South Africa: Beyond Cultural Boundaries
I think I may have had the best job in the world. Having initially headed up the Landmark office in South Africa and being trained as one of the people that lead Landmark programs, it is been my privilege to experience the magic this work makes available to people. Because of the remarkable people that I had the opportunity to meet every day, turning over the job of heading up the office to Tony Dallas was one of the hardest things I’ve had to do.
A few years ago The Landmark Forum was not available to people in South Africa. Now close to 2000 people have completed the program. Witnessing what’s happening in a place like South Africa, where historically cultural lines and boundaries have been so distinct, is a rare privilege.
People from all walks of life participate here. There are black executives, black merchants, black housekeepers, black students, white executives, white merchants, white housekeepers, white students, and people from many other walks of life. All of them come to The Landmark Forum as a result of hearing from their respective family members, colleagues, and friends who have recommended it to them. To be the meeting place where people come and take part in a three-day training program – with people that they would not normally talk to or associate with in their lives – really has you stand back and rethink what you had previously considered possible.

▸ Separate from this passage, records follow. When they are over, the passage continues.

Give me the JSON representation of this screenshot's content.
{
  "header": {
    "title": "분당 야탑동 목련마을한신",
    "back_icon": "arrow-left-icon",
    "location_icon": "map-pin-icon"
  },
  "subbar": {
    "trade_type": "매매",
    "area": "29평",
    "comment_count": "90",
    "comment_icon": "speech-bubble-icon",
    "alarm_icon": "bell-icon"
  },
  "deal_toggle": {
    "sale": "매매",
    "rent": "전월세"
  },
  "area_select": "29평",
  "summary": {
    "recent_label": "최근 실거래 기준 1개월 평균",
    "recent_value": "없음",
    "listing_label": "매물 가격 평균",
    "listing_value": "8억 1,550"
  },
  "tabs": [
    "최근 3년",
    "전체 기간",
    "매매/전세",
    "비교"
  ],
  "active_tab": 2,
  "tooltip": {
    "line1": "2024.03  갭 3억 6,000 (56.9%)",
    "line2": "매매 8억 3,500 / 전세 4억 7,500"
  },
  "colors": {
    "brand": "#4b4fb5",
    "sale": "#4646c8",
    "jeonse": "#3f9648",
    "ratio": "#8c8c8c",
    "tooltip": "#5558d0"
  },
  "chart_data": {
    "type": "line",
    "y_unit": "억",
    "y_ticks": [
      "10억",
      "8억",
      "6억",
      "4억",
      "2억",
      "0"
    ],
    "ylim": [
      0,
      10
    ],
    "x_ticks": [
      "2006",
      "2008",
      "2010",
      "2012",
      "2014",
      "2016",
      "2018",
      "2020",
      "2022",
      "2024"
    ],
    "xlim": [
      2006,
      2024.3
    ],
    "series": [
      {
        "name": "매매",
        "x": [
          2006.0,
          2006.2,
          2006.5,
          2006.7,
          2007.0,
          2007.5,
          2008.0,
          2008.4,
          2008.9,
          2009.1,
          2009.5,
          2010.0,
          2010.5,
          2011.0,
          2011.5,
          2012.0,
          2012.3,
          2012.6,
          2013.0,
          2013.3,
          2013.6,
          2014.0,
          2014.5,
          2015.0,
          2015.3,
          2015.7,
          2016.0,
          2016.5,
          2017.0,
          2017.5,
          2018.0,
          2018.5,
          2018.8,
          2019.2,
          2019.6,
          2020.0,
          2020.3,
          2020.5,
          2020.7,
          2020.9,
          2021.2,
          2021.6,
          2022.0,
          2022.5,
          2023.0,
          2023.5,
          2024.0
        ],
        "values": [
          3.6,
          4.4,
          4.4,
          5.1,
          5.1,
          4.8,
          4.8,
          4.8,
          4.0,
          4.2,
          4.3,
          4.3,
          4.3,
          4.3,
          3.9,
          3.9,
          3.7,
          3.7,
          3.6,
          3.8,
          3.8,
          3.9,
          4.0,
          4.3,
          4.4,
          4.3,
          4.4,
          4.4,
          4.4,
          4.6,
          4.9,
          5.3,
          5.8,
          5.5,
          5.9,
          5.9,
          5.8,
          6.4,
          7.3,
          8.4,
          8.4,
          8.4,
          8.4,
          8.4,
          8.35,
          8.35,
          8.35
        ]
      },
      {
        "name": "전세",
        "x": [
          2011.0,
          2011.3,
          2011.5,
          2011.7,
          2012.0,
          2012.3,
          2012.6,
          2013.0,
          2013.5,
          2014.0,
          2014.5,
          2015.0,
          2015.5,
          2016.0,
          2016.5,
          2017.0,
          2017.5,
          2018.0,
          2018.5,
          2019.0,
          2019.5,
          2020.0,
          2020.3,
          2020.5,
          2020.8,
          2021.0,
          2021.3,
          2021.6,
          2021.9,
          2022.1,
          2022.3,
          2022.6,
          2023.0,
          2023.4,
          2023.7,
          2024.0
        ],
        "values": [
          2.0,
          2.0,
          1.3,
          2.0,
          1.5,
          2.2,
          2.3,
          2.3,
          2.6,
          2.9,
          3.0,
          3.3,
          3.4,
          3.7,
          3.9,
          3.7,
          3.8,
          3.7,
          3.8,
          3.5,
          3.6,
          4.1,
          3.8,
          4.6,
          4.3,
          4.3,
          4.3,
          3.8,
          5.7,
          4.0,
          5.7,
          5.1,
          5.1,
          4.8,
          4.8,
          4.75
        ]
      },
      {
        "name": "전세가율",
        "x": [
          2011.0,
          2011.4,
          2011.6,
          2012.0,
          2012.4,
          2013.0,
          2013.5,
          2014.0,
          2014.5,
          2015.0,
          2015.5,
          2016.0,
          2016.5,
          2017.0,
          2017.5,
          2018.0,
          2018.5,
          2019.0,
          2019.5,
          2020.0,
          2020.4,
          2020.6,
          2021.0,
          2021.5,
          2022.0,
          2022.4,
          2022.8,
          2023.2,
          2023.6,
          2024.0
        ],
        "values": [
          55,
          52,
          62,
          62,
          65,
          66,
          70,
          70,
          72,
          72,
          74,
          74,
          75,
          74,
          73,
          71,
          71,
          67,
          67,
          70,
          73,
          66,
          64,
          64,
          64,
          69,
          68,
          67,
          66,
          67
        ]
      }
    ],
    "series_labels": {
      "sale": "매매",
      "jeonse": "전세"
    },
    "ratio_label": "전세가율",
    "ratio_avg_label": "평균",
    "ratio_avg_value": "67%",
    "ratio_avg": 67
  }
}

It’s not often that you get to see black and white people speaking openly with each other in the same room about how apartheid occurred for them. It’s not often that you see these two groups of people asking each other for forgiveness and each group taking responsibility for what occurred. I have never experienced something so moving. If 200 South Africans could operate that way together, what could be possible for the rest of South Africa?
Every time we have a Landmark Forum, I see and believe that South Africans can operate outside the paradigms that we’ve lived inside of for many years. I have led many introductions to this work in black townships, corporate environments, and individuals’ homes. I see the people here as hungry for what’s possible – this work provides not only for them and their families, and for the world on a much grander scale.
On a personal note, I want to share about my relationship with my father. For many years, I had made him wrong and was angry with him because of things that had happened in my childhood. I always felt that he was against me and I blamed him for my mother’s death several years earlier.
Shortly after my participation in The Landmark Forum, I came to see that actually I hadn’t been responsible in my life and had been assigning the cause to him. I’m not sure that the decisions I made and where I was heading in my life would ever have changed had I not taken The Landmark Forum.
Now I have a remarkable relationship with my father and see that the entire period growing up all he ever wanted to do was contribute to me and love me, but he didn’t have the skills or wherewithal to communicate that in a way that was recognizable to me. We now really enjoy each other’s company and enjoy an extraordinarily satisfying relationship.